Setting up routing logic in Langgraph workflow with conditional branching

I’m working on building an AI system that needs to route between different workflows based on user input. The system should decide if a user wants basic information lookup or needs complex processing through multiple stages. I’m encountering a TypeError when I attempt to access the AI response. Here’s my current setup:

import os
from dotenv import load_dotenv
from langchain_openai import ChatOpenAI
from langgraph import StateGraph
from langchain.schema import HumanMessage, AIMessage, SystemMessage

load_dotenv()

class WorkflowState(TypedDict):
    conversations: Annotated[list, add_messages]

# Setup LLM
client = ChatOpenAI(
    api_key=os.getenv("OPENAI_API_KEY"),
    model="gpt-3.5-turbo",
    temperature=0.1,
    max_tokens=200
)

def build_agent_node(state, prompt_text):
    user_msgs = [m for m in state["conversations"] if isinstance(m, HumanMessage)]
    bot_msgs = [m for m in state["conversations"] if isinstance(m, AIMessage)]
    sys_msg = [SystemMessage(content=prompt_text)]
    all_msgs = sys_msg + user_msgs + bot_msgs
    response = client.invoke(all_msgs)
    return {"conversations": [response]}

def load_data_from_file():
    data_store = {}
    try:
        with open('tech_data.csv', 'r') as file:
            # Process file content
            pass
    except FileNotFoundError:
        print("Data file missing")
    return data_store

def routing_decision(state):
    latest_query = [m for m in state["conversations"] if isinstance(m, HumanMessage)][-1].content
    
    decision_prompt = """
    Analyze the user request and classify it as either:
    - 'info_lookup' for simple factual questions
    - 'complex_task' for development or multi-step processes
    
    Return only the classification.
    """
    
    result = client.invoke([SystemMessage(content=decision_prompt)] + [HumanMessage(content=latest_query)])
    
    # This line causes the error
    choice = result["conversations"][0].lower()
    
    if "info_lookup" in choice:
        return "simple_lookup"
    else:
        return "task_processor"

# Define processing nodes
processor_a = lambda s: build_agent_node(s, "You handle initial analysis...")
processor_b = lambda s: build_agent_node(s, "You design solutions...")
processor_c = lambda s: build_agent_node(s, "You implement code...")

# Build workflow
workflow = StateGraph(WorkflowState)
workflow.add_node("task_processor", processor_a)
workflow.add_node("solution_designer", processor_b)
workflow.add_node("code_writer", processor_c)
workflow.add_node("simple_lookup", simple_info_node)

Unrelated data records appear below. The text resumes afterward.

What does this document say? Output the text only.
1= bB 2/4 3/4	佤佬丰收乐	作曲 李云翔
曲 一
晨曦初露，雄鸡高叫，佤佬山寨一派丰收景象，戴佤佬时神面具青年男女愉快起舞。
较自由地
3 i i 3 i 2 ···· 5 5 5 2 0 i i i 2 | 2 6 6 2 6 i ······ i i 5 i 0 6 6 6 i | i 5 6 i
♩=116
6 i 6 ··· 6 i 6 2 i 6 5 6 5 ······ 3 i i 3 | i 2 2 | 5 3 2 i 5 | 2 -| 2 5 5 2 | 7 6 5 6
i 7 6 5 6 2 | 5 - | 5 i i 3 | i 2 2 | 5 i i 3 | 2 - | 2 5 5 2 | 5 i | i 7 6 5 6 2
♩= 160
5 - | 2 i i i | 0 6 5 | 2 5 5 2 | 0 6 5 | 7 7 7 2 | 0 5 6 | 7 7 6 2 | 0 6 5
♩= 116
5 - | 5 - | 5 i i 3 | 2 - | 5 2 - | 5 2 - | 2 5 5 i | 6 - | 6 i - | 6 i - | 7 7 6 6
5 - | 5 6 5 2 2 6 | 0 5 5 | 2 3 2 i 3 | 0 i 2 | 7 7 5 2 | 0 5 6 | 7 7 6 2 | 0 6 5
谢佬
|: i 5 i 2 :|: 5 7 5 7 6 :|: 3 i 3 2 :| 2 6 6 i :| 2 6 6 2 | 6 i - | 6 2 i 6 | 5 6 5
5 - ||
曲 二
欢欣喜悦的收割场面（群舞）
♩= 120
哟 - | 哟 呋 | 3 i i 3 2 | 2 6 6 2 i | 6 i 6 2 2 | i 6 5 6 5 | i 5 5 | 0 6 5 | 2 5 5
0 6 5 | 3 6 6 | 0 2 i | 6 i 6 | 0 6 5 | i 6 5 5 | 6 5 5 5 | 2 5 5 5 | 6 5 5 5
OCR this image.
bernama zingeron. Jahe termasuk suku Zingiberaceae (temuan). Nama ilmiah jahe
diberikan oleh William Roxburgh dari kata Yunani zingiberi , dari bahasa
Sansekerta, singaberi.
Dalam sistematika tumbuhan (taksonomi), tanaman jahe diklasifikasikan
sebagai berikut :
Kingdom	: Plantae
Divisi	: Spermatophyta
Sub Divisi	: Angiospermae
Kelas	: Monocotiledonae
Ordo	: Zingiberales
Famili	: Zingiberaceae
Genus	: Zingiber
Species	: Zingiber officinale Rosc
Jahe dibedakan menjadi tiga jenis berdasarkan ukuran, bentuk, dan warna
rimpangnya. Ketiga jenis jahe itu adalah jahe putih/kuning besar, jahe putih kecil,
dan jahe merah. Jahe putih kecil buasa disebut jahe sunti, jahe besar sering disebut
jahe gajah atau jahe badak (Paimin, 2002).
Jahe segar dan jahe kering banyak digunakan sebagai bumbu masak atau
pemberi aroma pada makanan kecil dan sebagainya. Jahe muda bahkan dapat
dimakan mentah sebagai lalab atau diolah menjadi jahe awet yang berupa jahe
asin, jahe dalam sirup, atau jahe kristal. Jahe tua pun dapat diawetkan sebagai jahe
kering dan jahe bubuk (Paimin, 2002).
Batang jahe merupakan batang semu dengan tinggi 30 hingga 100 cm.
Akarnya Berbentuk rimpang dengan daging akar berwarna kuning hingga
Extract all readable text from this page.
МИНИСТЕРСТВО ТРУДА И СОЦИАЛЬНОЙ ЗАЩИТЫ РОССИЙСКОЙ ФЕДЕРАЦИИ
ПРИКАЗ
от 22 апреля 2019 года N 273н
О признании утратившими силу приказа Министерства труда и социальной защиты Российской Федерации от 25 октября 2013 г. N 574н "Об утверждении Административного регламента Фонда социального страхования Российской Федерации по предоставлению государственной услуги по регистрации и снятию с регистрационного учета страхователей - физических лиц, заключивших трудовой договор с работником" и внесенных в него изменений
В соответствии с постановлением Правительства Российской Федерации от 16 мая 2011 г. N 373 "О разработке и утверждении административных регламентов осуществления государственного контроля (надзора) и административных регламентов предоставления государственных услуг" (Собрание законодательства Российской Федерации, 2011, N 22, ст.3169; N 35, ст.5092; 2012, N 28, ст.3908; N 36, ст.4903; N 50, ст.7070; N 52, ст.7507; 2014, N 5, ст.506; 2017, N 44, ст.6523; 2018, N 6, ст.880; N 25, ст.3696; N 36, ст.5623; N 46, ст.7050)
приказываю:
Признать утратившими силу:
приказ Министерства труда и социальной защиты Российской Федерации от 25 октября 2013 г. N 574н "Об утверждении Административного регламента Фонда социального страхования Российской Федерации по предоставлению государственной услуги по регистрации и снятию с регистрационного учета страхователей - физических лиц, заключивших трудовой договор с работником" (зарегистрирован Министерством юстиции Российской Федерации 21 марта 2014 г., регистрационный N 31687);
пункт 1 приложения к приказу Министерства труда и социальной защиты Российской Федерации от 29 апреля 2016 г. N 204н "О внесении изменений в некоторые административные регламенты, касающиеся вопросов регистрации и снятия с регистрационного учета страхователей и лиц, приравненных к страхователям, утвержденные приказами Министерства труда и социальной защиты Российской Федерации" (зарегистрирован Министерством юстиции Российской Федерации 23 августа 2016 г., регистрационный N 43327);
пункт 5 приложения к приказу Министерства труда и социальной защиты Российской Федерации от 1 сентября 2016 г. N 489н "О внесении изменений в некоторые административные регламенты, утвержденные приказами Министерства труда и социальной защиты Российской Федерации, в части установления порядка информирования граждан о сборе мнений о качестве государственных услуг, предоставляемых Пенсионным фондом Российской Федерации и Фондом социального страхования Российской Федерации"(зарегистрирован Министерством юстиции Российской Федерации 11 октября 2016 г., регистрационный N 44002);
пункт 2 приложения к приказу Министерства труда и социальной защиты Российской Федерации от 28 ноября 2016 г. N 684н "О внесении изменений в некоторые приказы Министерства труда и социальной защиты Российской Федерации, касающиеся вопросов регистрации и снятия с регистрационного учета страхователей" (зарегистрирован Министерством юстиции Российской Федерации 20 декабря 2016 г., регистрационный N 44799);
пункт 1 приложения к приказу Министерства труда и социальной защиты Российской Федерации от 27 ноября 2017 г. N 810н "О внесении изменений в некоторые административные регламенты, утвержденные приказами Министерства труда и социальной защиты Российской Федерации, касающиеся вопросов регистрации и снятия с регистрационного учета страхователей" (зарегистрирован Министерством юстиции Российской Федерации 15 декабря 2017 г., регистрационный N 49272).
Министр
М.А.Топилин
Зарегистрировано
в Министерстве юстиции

workflow.add_conditional_edges(START, routing_decision)

The error occurs when I attempt to access the response as if it were a dictionary. How can I properly extract the content from the AI response object? I need to obtain the text content to ensure the routing decisions work correctly.

This is a classic LangChain mistake. When you use client.invoke(), it returns an AIMessage object, not a dictionary. You can’t access result["conversations"][0] because that structure doesn’t exist.

In your routing_decision function, just grab the content directly:

result = client.invoke([SystemMessage(content=decision_prompt)] + [HumanMessage(content=latest_query)])
choice = result.content.lower()

The AIMessage has a .content property with the actual text response. This’ll fix your TypeError and get your routing working. I made this exact same mistake when I started with LangChain - kept treating the response like a dict when it’s actually a message object.

Your problem is you’re misunderstanding what ChatOpenAI’s invoke method returns. It gives you an AIMessage object directly, not a dictionary with conversations. I hit the same issue when I built my first routing system. Change this line in your routing_decision function: python choice = result["conversations"][0].lower() To: python choice = result.content.lower() Also, keep your state structure consistent across the workflow. Your build_agent_node function returns a dictionary with a conversations key, but your routing function tries to access something that doesn’t exist. The invoke method returns the message object itself - just use .content to get the actual text for routing.

You’ve got object type confusion. ChatOpenAI’s invoke method returns an AIMessage object, not a dictionary like your state format.

I hit this same issue last year building a document processing pipeline. Easy fix - just access the content property:

result = client.invoke([SystemMessage(content=decision_prompt)] + [HumanMessage(content=latest_query)])
choice = result.content.strip().lower()

Also spotted another problem - you’re missing the simple_info_node function that your workflow references. Define that before adding it to your graph.

For complex routing like this, I test the routing logic separately first. Just create a simple test function that prints the routing decisions, then integrate it into the full workflow.

This video covers exactly what you’re building and shows proper routing patterns. The main thing is understanding that LangGraph state management and direct LLM responses use different object structures.

the issue is you’re mixing up langgraph state structure with llm response format. client.invoke() returns an aiMessage directly - no nested dictionary. just use choice = result.content.strip().lower() and you’re good. also, you’re missing the simple_info_node function which will throw another error.